Probably your mistake was a little less banal than any of that, but I’ll bet the result was similar: your face got red, you apologized, and within a day or two, it was all business as usual.

If that’s accurate, then, I envy you. My latest antics violated a fundamental principle of today’s most widely-used programming language. Fortunately, smarter folks than me are in charge, and the slip-up was quickly corrected. But it took much more than a few days for my complexion to return to normal.

In this post, I’ll explain what I was thinking, why I was wrong, and how “LR(1)” (a special trait of some programming languages) can be so subtle but also so important.
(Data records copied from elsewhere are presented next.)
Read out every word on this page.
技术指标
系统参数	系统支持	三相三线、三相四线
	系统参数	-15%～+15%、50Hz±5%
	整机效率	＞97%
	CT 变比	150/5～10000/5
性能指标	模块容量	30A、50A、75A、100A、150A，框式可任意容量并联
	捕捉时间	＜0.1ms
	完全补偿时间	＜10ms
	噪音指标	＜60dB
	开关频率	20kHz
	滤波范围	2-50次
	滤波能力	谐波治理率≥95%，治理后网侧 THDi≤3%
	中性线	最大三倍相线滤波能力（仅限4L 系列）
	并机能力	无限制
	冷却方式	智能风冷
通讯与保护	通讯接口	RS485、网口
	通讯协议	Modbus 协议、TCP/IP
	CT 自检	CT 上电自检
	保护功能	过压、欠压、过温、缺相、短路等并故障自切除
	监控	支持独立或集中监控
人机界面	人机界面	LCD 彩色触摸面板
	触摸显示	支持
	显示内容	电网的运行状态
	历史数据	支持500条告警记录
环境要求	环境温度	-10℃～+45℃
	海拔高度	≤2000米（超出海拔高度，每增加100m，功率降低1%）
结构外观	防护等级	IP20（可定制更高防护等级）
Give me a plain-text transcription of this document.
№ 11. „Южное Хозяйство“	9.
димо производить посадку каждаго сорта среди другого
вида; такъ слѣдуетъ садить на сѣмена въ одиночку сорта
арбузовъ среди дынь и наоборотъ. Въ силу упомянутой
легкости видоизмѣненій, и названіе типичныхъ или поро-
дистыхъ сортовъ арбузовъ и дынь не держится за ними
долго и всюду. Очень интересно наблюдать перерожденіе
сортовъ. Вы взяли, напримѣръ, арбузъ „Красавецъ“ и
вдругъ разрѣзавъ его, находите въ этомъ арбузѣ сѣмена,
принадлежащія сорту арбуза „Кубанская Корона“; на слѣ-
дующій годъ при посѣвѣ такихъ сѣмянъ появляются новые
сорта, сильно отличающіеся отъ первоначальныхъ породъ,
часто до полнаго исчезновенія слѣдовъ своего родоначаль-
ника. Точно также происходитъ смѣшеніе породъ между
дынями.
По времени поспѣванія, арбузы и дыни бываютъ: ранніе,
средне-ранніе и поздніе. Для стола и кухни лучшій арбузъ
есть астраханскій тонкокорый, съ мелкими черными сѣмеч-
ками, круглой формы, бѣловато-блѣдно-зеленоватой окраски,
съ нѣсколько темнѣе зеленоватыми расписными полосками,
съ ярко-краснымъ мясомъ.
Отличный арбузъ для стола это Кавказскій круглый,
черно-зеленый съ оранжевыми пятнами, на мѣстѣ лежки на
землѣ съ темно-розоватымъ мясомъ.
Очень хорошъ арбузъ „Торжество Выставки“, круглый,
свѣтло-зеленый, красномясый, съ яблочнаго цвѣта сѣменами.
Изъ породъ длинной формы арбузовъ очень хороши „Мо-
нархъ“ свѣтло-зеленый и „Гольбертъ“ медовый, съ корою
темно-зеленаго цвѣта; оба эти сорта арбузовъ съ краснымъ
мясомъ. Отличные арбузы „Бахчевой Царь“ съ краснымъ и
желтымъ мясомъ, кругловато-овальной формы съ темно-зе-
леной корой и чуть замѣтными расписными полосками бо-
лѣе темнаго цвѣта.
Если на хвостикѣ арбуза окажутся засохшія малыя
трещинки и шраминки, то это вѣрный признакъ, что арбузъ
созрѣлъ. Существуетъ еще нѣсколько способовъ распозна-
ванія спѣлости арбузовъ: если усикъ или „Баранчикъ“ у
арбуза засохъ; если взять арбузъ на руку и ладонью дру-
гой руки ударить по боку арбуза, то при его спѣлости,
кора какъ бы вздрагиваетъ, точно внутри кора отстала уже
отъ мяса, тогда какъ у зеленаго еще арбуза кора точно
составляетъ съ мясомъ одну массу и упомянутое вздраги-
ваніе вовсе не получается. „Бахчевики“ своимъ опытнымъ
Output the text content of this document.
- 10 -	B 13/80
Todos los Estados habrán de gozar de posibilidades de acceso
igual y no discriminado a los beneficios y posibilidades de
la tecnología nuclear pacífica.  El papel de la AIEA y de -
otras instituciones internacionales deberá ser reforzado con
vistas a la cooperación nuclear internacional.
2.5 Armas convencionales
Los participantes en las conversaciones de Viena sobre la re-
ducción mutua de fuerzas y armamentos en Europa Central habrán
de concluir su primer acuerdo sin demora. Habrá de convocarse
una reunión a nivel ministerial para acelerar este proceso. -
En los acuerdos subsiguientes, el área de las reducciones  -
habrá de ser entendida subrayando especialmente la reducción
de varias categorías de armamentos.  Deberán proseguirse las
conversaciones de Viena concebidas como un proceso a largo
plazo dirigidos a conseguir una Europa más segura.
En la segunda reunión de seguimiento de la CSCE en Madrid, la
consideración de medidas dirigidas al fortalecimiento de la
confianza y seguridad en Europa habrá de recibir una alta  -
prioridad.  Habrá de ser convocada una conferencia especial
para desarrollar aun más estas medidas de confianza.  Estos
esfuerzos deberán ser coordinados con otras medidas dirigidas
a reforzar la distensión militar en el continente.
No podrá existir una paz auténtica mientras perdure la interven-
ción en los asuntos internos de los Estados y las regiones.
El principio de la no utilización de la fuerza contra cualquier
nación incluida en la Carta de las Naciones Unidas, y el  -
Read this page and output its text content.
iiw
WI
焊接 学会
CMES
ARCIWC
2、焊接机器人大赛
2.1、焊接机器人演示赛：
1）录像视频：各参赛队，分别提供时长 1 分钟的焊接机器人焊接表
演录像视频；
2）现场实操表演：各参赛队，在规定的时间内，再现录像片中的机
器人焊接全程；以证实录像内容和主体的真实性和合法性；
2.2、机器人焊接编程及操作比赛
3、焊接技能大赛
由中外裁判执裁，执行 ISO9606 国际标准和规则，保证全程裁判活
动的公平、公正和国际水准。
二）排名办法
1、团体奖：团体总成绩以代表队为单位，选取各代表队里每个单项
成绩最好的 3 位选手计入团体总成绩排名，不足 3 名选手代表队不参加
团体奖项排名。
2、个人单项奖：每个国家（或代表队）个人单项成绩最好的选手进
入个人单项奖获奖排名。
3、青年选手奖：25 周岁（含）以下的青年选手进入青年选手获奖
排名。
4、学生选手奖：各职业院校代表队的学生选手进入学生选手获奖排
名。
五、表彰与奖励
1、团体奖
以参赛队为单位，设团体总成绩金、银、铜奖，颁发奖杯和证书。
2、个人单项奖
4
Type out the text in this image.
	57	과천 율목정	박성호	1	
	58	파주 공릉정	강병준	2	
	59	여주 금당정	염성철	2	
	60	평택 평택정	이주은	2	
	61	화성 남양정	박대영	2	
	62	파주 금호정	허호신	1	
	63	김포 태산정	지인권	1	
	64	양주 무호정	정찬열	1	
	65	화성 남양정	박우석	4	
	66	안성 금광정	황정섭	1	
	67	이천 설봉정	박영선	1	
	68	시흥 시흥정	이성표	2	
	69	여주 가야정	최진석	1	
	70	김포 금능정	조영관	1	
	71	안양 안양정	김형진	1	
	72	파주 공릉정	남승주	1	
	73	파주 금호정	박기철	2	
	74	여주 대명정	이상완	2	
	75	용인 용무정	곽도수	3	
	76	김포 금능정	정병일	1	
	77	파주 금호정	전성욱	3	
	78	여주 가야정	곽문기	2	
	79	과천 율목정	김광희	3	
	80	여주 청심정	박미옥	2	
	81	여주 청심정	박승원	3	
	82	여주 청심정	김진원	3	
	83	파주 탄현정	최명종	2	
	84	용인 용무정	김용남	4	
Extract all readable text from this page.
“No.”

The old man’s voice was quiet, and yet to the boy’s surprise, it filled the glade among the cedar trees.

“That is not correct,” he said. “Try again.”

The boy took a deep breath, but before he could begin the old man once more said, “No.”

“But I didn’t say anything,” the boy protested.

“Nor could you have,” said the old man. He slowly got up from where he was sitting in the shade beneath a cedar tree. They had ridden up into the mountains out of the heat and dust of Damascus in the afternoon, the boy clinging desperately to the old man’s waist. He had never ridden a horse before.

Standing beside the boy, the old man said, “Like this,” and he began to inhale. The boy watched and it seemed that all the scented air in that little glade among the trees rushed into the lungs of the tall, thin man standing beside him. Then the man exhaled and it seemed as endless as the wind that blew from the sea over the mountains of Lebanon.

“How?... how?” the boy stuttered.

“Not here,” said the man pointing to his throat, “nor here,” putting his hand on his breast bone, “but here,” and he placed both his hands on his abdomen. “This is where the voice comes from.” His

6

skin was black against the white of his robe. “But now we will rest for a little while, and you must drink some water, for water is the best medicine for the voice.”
The “problem” (as I saw it)

Here at Bocoup, we’re routinely contributing to the development of the JavaScript programming language. Sometimes, we’re designing new features. Other times, we’re improving the standards process. Most of all, though, we’re writing tests. It was in this latter capacity that I stumbled over what seemed like an overly complicated and confusing detail in the language specification. Specifically, this detail concerned the grammar for ES2015 modules.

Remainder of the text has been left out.